Chris Tarrant has spoken about the drama which surrounded Major Charles Ingram's 2001 appearance on Who Wants To Be A Millionaire? admitting, he had no idea what was happening.
The television icon who presented the ITV programme between 1998 and 2013 found himself completely dumbfounded when the former military man appeared to have cheated his way through the questions.
Major Ingram, 59, managed to wing his way through the competition, ultimately winning the £1million jackpot but all was not as it seemed.
The Shardlow, Derbyshire-born Major used all three lifelines before he managed to get to the final question but it later emerged he had used cheating tactics throughout.
Speaking about the scandal during an exclusive chat with The Mirror, Chris, 76, said: "I've always said I had no idea what was happening, genuinely.
"I'm sitting there, eyeball to eyeball with this guy and bearing in mind I've sort of been on telly all my life, it was probably one of the most amazing, forget about what happened afterwards.
"It was just one of the most amazing TV shows I've ever done because people were screaming, shouting booing, gasping, applauding, standing, coughing because everybody coughs in television.
"I didn't notice this bloke about two inches away, looking behind them for a cough and all that, bearing in mind, the guy was a serving British Army Major in great big close-ups.
"You would never expect that to happen, would you?"
Chris continued: "All we ever said to people in those days, we were pretty naive considering there's a million quid involved.
"We just said to people can you'll turn your phones off assuming that they would, well obviously one of them didn't and the question got out and somebody sent it back from a search engine, etc.
"I went up to the director's box afterwards, and sort of said, 'what a great show another million-pound winner', my mate, the director said 'I don't think so, I don't know I, think there's something wrong.'"
Chris explained that the boss went into a viewing room to review the footage and they noticed that it "didn't fit the pattern," before a "young editor" noticed that there had been a "cough" after one question.

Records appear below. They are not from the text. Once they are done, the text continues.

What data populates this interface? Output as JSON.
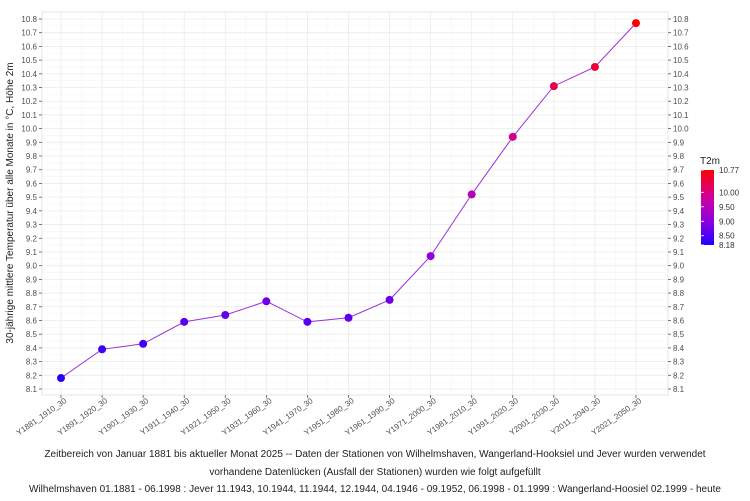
{
  "chart_data": {
    "type": "line",
    "ylabel": "30-jährige mittlere Temperatur über alle Monate in °C, Höhe 2m",
    "xlabel": "",
    "categories": [
      "Y1881_1910_30",
      "Y1891_1920_30",
      "Y1901_1930_30",
      "Y1911_1940_30",
      "Y1921_1950_30",
      "Y1931_1960_30",
      "Y1941_1970_30",
      "Y1951_1980_30",
      "Y1961_1990_30",
      "Y1971_2000_30",
      "Y1981_2010_30",
      "Y1991_2020_30",
      "Y2001_2030_30",
      "Y2011_2040_30",
      "Y2021_2050_30"
    ],
    "values": [
      8.18,
      8.39,
      8.43,
      8.59,
      8.64,
      8.74,
      8.59,
      8.62,
      8.75,
      9.07,
      9.52,
      9.94,
      10.31,
      10.45,
      10.77
    ],
    "ylim": [
      8.1,
      10.8
    ],
    "yticks": [
      "8.1",
      "8.2",
      "8.3",
      "8.4",
      "8.5",
      "8.6",
      "8.7",
      "8.8",
      "8.9",
      "9.0",
      "9.1",
      "9.2",
      "9.3",
      "9.4",
      "9.5",
      "9.6",
      "9.7",
      "9.8",
      "9.9",
      "10.0",
      "10.1",
      "10.2",
      "10.3",
      "10.4",
      "10.5",
      "10.6",
      "10.7",
      "10.8"
    ],
    "grid": true,
    "line_color": "#9b30d9",
    "legend": {
      "title": "T2m",
      "position": "right",
      "labels": [
        "10.77",
        "10.00",
        "9.50",
        "9.00",
        "8.50",
        "8.18"
      ],
      "min": 8.18,
      "max": 10.77,
      "colors": [
        "#2200ff",
        "#8a00e0",
        "#c800a8",
        "#ff0000"
      ]
    }
  },
  "caption": {
    "line1": "Zeitbereich von Januar 1881 bis aktueller Monat 2025   --   Daten der Stationen von  Wilhelmshaven, Wangerland-Hooksiel und Jever wurden verwendet",
    "line2": "vorhandene Datenlücken (Ausfall der Stationen) wurden wie folgt aufgefüllt",
    "line3": "Wilhelmshaven 01.1881 - 06.1998 : Jever 11.1943, 10.1944, 11.1944, 12.1944, 04.1946 - 09.1952, 06.1998 - 01.1999 : Wangerland-Hoosiel 02.1999 - heute"
  }
}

"They phoned the fraud squad and they went through it and said there was a case," Chris said before adding: "The show was actually recorded on a Monday night, I gave him the cheque on a Monday night but the way he used to work, the show wasn't due to go out to the Saturday.
"I gave him a cheque on the Monday night with Saturday's date on Thursday, Paul Smith, who owned the company, rang him and stopped the cheque."
The veteran broadcaster went on to say they continued the show for two years with a court case looming over their heads and they were not allowed to discuss the scandal.
Chris recently teamed up with the National Lottery to promote the work done by those helping support the Ukrainian refugee crisis and recently unveiled a portrait of Ukrainian caseworker Vladyslava Zhmuro by artist Sergey Piskunov in Liverpool.
The star took in a family from Ukraine following the illegal Russian invasion and gushed over how they are excelling at life in their new British surroundings.